Applying the suggestions above will help you begin creating a powerful profile.  This is a start.  In the next post, I’ll talk about recommendations and the benefits of getting your profile to 100% completeness.

Want to know your brand?

Maybe you’re not yet sold on the idea that you have a “brand” and that you need to manage it.  Maybe you are.  Either way, the following exercise may be useful or insightful, or both:

1) Pick a “document” that purports to tell people about the professional you:  a resume, a bio, an online profile (on LinkedIn, say…)

2) Go to an online word cloud tool (try www.wordle.net or google word cloud tool to find a similar tool)

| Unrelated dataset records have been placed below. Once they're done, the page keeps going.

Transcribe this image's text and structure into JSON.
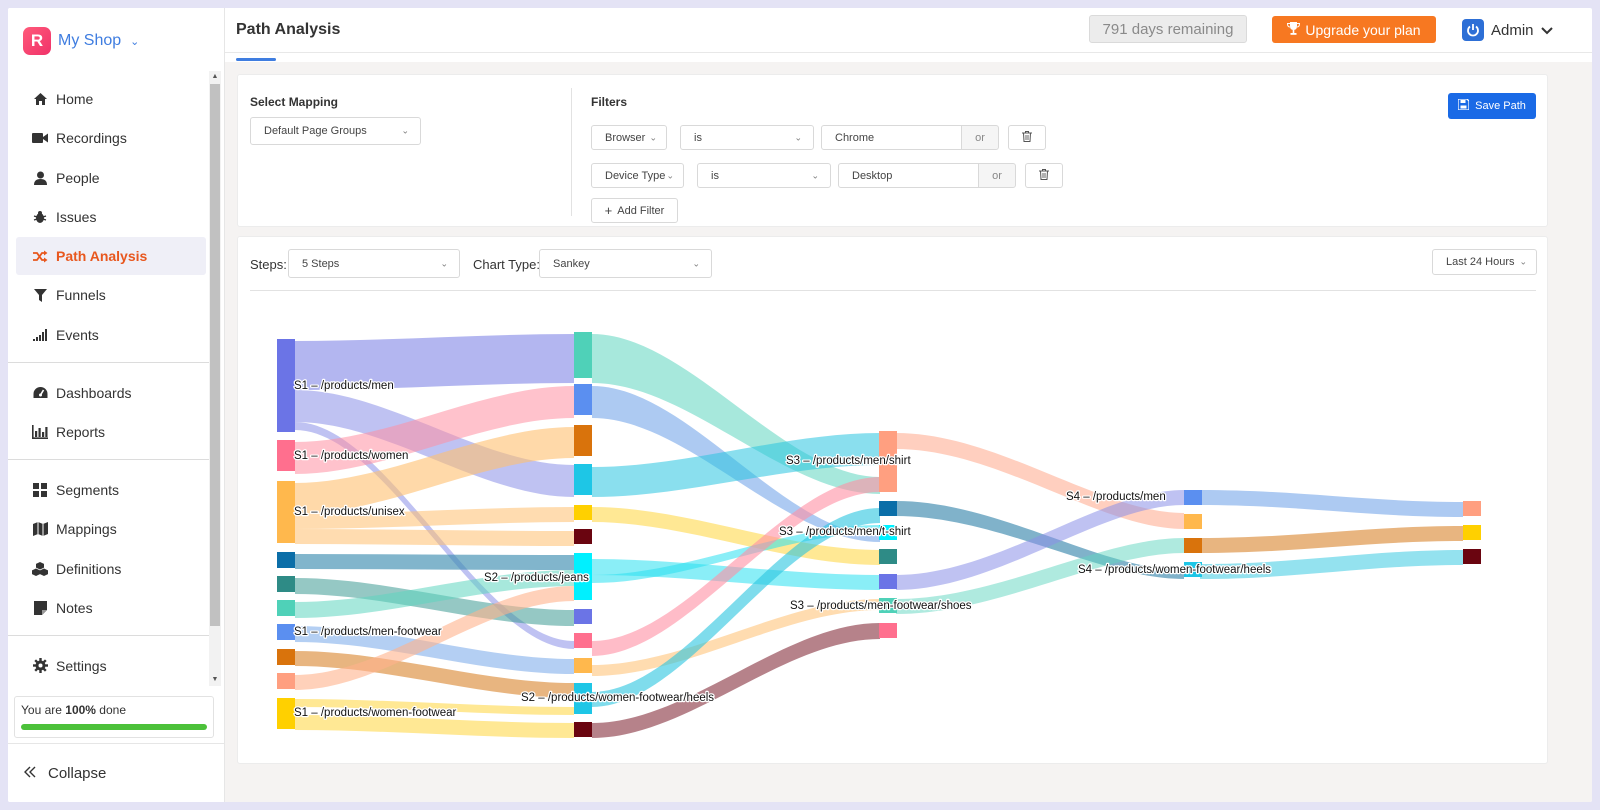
{
  "brand": {
    "letter": "R",
    "name": "My Shop"
  },
  "nav": [
    {
      "label": "Home",
      "icon": "home-icon"
    },
    {
      "label": "Recordings",
      "icon": "video-icon"
    },
    {
      "label": "People",
      "icon": "user-icon"
    },
    {
      "label": "Issues",
      "icon": "bug-icon"
    },
    {
      "label": "Path Analysis",
      "icon": "shuffle-icon",
      "active": true
    },
    {
      "label": "Funnels",
      "icon": "funnel-icon"
    },
    {
      "label": "Events",
      "icon": "signal-icon"
    },
    {
      "label": "Dashboards",
      "icon": "dashboard-icon"
    },
    {
      "label": "Reports",
      "icon": "bar-chart-icon"
    },
    {
      "label": "Segments",
      "icon": "grid-icon"
    },
    {
      "label": "Mappings",
      "icon": "map-icon"
    },
    {
      "label": "Definitions",
      "icon": "cubes-icon"
    },
    {
      "label": "Notes",
      "icon": "note-icon"
    },
    {
      "label": "Settings",
      "icon": "gear-icon"
    }
  ],
  "progress": {
    "prefix": "You are ",
    "pct": "100%",
    "suffix": " done",
    "value": 100
  },
  "collapse_label": "Collapse",
  "header": {
    "title": "Path Analysis",
    "days_remaining": "791 days remaining",
    "upgrade_label": "Upgrade your plan",
    "user": "Admin"
  },
  "mapping": {
    "label": "Select Mapping",
    "value": "Default Page Groups"
  },
  "filters": {
    "label": "Filters",
    "rows": [
      {
        "field": "Browser",
        "operator": "is",
        "value": "Chrome",
        "or": "or"
      },
      {
        "field": "Device Type",
        "operator": "is",
        "value": "Desktop",
        "or": "or"
      }
    ],
    "add_label": "Add Filter",
    "save_label": "Save Path"
  },
  "controls": {
    "steps_label": "Steps:",
    "steps_value": "5 Steps",
    "chart_type_label": "Chart Type:",
    "chart_type_value": "Sankey",
    "range_value": "Last 24 Hours"
  },
  "chart_data": {
    "type": "sankey",
    "node_labels": [
      "S1 – /products/men",
      "S1 – /products/women",
      "S1 – /products/unisex",
      "S1 – /products/men-footwear",
      "S1 – /products/women-footwear",
      "S2 – /products/jeans",
      "S2 – /products/women-footwear/heels",
      "S3 – /products/men/shirt",
      "S3 – /products/men/t-shirt",
      "S3 – /products/men-footwear/shoes",
      "S4 – /products/men",
      "S4 – /products/women-footwear/heels"
    ]
  }
}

3) Either cut and paste your selected text into the tool, or, point it toward your url

4) Let the tool create a word cloud for you

Now, the words that are the largest font size are the words that show up most frequently in your document.  The words that are the smallest show up the least frequently.  The tools are typically smart enough to filter out “the” and “a”. 

So, what are the 5 – 8 largest words in your word cloud?  Are these the “loudest” messages you want your audience to hear?  Because these are the “loudest” messages you’re sending.  At least in that particular document.    You could compare across documents to see how consistent your messages are.   

Try it.  Cool tools.  Easy to use.  Good food for thought.  Perhaps this exercise will inspire some serious thought about career direction and development.  Or perhaps just a serious re-write.